Fraude à l’IA : enjeux du recrutement et des examens en Europe

Fraude à l’IA dans le recrutement et les examens : le tournant de la conformité en Europe

Contexte législatif

L’AI Act de l’Union européenne est pleinement appliqué depuis le 2 août 2026. L’article 50 impose aux entreprises de divulguer toute interaction avec l’IA, notamment les deepfakes et les contenus générés automatiquement, dès le processus de recrutement. Les systèmes à haut risque, dont les outils d’évaluation des candidats, verront leurs obligations renforcées à la fin 2027 ou à l’été 2028.

Impact sur le recrutement

Selon Gartner, d’ici 2028, un candidat sur quatre pourrait soumettre des éléments falsifiés. Trois quarts des professionnels RH déclarent déjà rencontrer des informations erronées dans les dossiers de candidature. Aux États‑Unis, les fraudes liées à l’embauche ont coûté plus de 50 000 $ à près d’un quart des entreprises.

Fraude dans l’enseignement supérieur

Le cas du Mexique illustre l’ampleur du problème : l’Université nationale autonome (UNAM) a suspendu les admissions de 75 000 étudiants après que des examens en ligne ont révélé des signes d’implication de l’IA. Sur les 158 000 tests analysés, près de la moitié montraient des anomalies liées à l’IA. La Corée du Sud a également signalé l’usage de lunettes équipées d’IA lors d’épreuves, conduisant à une interdiction officielle.

Jurisprudence et responsabilités

Un tribunal administratif allemand à Kassel a confirmé l’expulsion d’un étudiant ayant rendu un travail rédigé par IA sans le déclarer, le qualifiant de déception par assistance tierce. La Barre allemande rappelle que les candidats et les employés doivent toujours déclarer le contenu généré par l’IA.

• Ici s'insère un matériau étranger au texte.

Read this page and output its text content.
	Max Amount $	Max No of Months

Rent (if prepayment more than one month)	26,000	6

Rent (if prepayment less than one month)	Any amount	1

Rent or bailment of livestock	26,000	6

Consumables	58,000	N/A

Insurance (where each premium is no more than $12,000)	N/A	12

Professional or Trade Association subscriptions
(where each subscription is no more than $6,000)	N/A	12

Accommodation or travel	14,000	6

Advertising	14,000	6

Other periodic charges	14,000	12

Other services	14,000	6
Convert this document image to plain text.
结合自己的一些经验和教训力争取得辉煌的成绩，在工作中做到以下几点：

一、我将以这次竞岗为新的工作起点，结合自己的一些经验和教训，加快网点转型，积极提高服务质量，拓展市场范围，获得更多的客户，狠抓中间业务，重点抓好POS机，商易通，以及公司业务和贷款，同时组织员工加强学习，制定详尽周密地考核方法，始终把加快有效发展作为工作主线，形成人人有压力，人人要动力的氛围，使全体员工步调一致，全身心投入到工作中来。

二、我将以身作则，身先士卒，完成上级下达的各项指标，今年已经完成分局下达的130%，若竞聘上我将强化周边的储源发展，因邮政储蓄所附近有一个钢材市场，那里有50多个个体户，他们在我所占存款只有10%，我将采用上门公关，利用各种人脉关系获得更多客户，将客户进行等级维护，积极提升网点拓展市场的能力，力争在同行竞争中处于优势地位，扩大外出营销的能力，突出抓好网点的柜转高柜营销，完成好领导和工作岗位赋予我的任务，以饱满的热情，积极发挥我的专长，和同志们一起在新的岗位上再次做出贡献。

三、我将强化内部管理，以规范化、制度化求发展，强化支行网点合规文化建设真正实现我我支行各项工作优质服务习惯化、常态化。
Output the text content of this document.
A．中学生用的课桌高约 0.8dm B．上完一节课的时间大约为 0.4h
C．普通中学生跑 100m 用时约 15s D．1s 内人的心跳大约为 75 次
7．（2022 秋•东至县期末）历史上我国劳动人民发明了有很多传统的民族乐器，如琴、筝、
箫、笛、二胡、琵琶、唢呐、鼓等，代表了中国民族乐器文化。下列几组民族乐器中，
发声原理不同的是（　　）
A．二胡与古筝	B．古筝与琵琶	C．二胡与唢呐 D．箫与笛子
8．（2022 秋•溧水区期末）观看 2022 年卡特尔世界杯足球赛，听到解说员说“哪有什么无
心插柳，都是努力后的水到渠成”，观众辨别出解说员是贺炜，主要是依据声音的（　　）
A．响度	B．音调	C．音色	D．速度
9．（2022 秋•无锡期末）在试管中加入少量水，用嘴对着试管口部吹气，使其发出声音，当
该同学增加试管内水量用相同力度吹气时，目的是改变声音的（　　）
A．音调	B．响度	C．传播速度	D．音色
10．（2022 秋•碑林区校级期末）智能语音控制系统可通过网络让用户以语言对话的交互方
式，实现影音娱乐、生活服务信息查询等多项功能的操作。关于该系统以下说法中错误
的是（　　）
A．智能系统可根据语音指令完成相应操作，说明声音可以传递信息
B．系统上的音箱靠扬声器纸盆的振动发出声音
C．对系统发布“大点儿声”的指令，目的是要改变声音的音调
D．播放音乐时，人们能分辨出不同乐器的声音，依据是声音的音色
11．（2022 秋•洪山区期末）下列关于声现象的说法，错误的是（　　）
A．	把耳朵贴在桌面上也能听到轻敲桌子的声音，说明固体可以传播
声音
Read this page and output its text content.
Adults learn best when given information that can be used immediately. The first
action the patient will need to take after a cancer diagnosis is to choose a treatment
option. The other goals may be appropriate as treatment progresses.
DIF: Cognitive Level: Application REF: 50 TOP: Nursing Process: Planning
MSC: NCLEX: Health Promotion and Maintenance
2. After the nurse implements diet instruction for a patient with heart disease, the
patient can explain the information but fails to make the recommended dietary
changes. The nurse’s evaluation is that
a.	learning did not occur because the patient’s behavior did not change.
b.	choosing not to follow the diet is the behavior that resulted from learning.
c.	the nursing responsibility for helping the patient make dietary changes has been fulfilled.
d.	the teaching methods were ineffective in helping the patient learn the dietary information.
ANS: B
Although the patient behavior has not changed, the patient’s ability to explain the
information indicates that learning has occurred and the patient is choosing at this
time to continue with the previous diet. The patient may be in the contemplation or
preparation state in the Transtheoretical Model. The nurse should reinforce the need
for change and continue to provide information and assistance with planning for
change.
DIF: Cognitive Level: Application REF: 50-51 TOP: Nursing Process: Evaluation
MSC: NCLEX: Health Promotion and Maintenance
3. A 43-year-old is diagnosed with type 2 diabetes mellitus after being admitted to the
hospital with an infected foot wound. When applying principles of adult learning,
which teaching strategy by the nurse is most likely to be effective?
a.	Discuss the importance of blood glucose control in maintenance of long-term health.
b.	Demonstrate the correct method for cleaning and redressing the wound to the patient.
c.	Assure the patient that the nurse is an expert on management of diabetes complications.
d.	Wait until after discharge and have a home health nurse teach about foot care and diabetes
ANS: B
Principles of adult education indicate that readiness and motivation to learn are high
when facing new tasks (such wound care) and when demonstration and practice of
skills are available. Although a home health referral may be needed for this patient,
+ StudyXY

Réponses des entreprises et des institutions

Les recruteurs investissent dans des solutions de contrôle biométrique, de vérification d’identité et de canaux de communication authentifiés. En moyenne, ils consacrent la moitié de leur semaine à filtrer les candidatures frauduleuses.

Initiatives européennes

La Commission européenne envisage de remplacer les plateformes de matching d’emploi basées sur des fournisseurs américains (AWS, Anthropic) par des alternatives européennes telles que StackIT, OVHcloud, Scaleway et S3NS. Cette démarche vise à renforcer la protection des données.

Conséquences financières

Le non‑respect du cadre réglementaire peut entraîner des amendes allant jusqu’à 35 millions d’euros ou 7 % du chiffre d’affaires annuel mondial de l’entreprise.